L’affaire secoue Dijon depuis plusieurs jours : un homme de 62 ans est accusé d’avoir organisé chez lui des soirées sexuelles sans le consentement de son épouse. Derrière ce qui aurait pu sembler relever du libertinage consenti, l’enquête révèle un scénario beaucoup plus trouble. L’avocate de l’homme mis en examen, Me Nathalie Lepert-de-Courville, a pris la parole pour défendre son client, incarcéré depuis trois jours. Selon elle, le sexagénaire conteste formellement tout acte de viol et affirme que sa femme était consentante. Une version des faits qui contredit les premiers éléments de l’enquête et les déclarations de la victime.

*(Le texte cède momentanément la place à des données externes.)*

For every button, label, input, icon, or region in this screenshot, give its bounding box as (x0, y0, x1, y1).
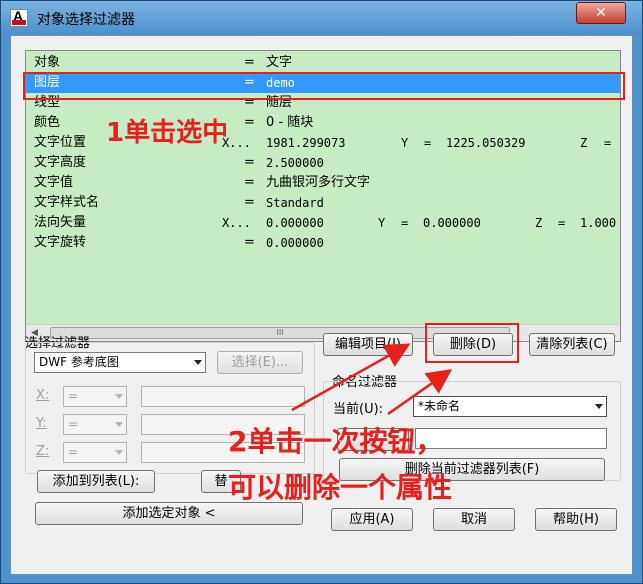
row-operator: = (244, 235, 255, 250)
select-button[interactable]: 选择(E)... (217, 351, 303, 374)
list-row-text-rotation[interactable]: 文字旋转 = 0.000000 (26, 233, 620, 253)
chevron-down-icon (115, 450, 123, 455)
list-row-text-height[interactable]: 文字高度 = 2.500000 (26, 153, 620, 173)
edit-item-button[interactable]: 编辑项目(I) (323, 333, 413, 356)
close-icon: ✕ (595, 5, 607, 21)
row-operator: X... (222, 216, 251, 230)
row-value: 九曲银河多行文字 (266, 175, 371, 190)
row-value: 0.000000 (266, 236, 324, 250)
row-y-value: 0.000000 (423, 216, 481, 230)
row-value: 1981.299073 (266, 136, 346, 150)
row-name: 法向矢量 (34, 215, 87, 230)
row-value: Standard (266, 196, 324, 210)
y-operator-select[interactable]: = (63, 414, 127, 435)
x-operator-select[interactable]: = (63, 386, 127, 407)
chevron-down-icon (595, 404, 603, 409)
annotation-step1: 1单击选中 (106, 118, 229, 148)
chevron-down-icon (115, 394, 123, 399)
clear-list-button[interactable]: 清除列表(C) (529, 333, 615, 356)
current-filter-select[interactable]: *未命名 (413, 396, 607, 417)
autocad-app-icon: A (10, 8, 28, 27)
z-axis-label: Z: (36, 444, 50, 459)
annotation-step2-line2: 可以删除一个属性 (228, 471, 453, 504)
row-operator: = (244, 195, 255, 210)
current-filter-value: *未命名 (418, 399, 461, 413)
close-button[interactable]: ✕ (576, 2, 626, 24)
row-name: 文字样式名 (34, 195, 100, 210)
chevron-down-icon (115, 422, 123, 427)
x-value-field[interactable] (141, 386, 305, 407)
save-as-name-field[interactable] (415, 428, 607, 449)
apply-button[interactable]: 应用(A) (331, 508, 413, 531)
chevron-down-icon (194, 360, 202, 365)
x-axis-label: X: (36, 388, 50, 403)
list-row-text-value[interactable]: 文字值 = 九曲银河多行文字 (26, 173, 620, 193)
row-z-operator: = (558, 216, 566, 230)
row-operator: = (244, 55, 255, 70)
row-name: 文字值 (34, 175, 74, 190)
current-filter-label: 当前(U): (333, 402, 384, 417)
row-z-value: 1.000 (580, 216, 617, 230)
row-operator: = (244, 155, 255, 170)
list-row-object[interactable]: 对象 = 文字 (26, 53, 620, 73)
add-to-list-button[interactable]: 添加到列表(L): (37, 470, 155, 493)
object-type-value: DWF 参考底图 (39, 355, 119, 369)
row-z-label: Z (580, 136, 588, 150)
highlight-delete-button (425, 323, 519, 363)
row-y-operator: = (424, 136, 432, 150)
row-value: 文字 (266, 55, 293, 70)
y-operator-value: = (68, 417, 79, 431)
annotation-step2-line1: 2单击一次按钮， (228, 425, 444, 458)
window-title: 对象选择过滤器 (37, 12, 135, 28)
row-z-label: Z (535, 216, 543, 230)
row-y-operator: = (401, 216, 409, 230)
row-name: 对象 (34, 55, 61, 70)
row-name: 文字位置 (34, 135, 87, 150)
object-type-select[interactable]: DWF 参考底图 (34, 352, 206, 373)
row-name: 文字旋转 (34, 235, 87, 250)
highlight-selected-row (23, 72, 625, 100)
row-y-label: Y (378, 216, 386, 230)
row-value: 0.000000 (266, 216, 324, 230)
z-operator-value: = (68, 445, 79, 459)
row-value: 0 - 随块 (266, 115, 314, 130)
row-name: 文字高度 (34, 155, 87, 170)
x-operator-value: = (68, 389, 79, 403)
row-y-label: Y (401, 136, 409, 150)
scroll-grip-icon: III (276, 328, 284, 337)
row-value: 2.500000 (266, 156, 324, 170)
row-operator: = (244, 115, 255, 130)
title-bar: A 对象选择过滤器 ✕ (1, 1, 642, 35)
list-row-normal-vector[interactable]: 法向矢量 X... 0.000000 Y = 0.000000 Z = 1.00… (26, 213, 620, 233)
list-row-text-style[interactable]: 文字样式名 = Standard (26, 193, 620, 213)
row-operator: = (244, 175, 255, 190)
y-axis-label: Y: (36, 416, 47, 431)
row-z-operator: = (604, 136, 612, 150)
row-y-value: 1225.050329 (446, 136, 526, 150)
help-button[interactable]: 帮助(H) (535, 508, 617, 531)
cancel-button[interactable]: 取消 (433, 508, 515, 531)
row-name: 颜色 (34, 115, 61, 130)
z-operator-select[interactable]: = (63, 442, 127, 463)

Une pratique marginale devenue incontrôlable
Me Lepert-de-Courville reconnaît que le couple entretenait depuis plusieurs années une forme de voyeurisme. Des annonces étaient publiées sur des sites spécialisés et, de façon occasionnelle, un homme était invité au domicile conjugal. Selon la défense, ces rencontres n’auraient eu lieu que deux ou trois fois par an. Mais dans la nuit du 1er août, tout bascule. Un participant à l’une de ces soirées alerte la police, s’étonnant du comportement de la femme, qu’il décrit comme « inerte » et « absente ». Il affirme avoir eu un rapport sexuel oral avec elle, mais doute à la fois de son consentement et de son discernement. Deux hommes différents se sont rendus ce soir-là au domicile, à l’initiative du mari.
La police intervient dans la foulée
D’après l’avocate, l’épouse se montre surprise par cette intrusion et déclare vouloir divorcer, sans toutefois porter plainte immédiatement. Elle reconnaît des tensions dans le couple, liées à son refus de continuer ces pratiques. Si l’homme maintient que sa femme était pleinement d’accord, l’avocate elle-même admet que la question du consentement reste posée. Selon les propos rapportés, la femme aurait déclaré qu’elle ne participait plus volontairement à ces rencontres, surtout lorsque son mari buvait avant d’inviter d’autres hommes. Des médicaments ont été retrouvés sur place, mais l’avocat de la défense affirme qu’il ne s’agirait que de traitements contre les douleurs dorsales, pris depuis longtemps. En parallèle, Me Marie-Christine Keppling, qui représente la plaignante, dresse un tableau beaucoup plus grave. Elle décrit sa cliente comme une femme vulnérable de 44 ans, qui n’aurait jamais donné son accord à ce type de pratiques, ni aux rapports sexuels qui en découlaient. L’enquête se poursuit pour déterminer si la soumission chimique ou une manipulation volontaire ont été utilisées dans le cadre de ces soirées.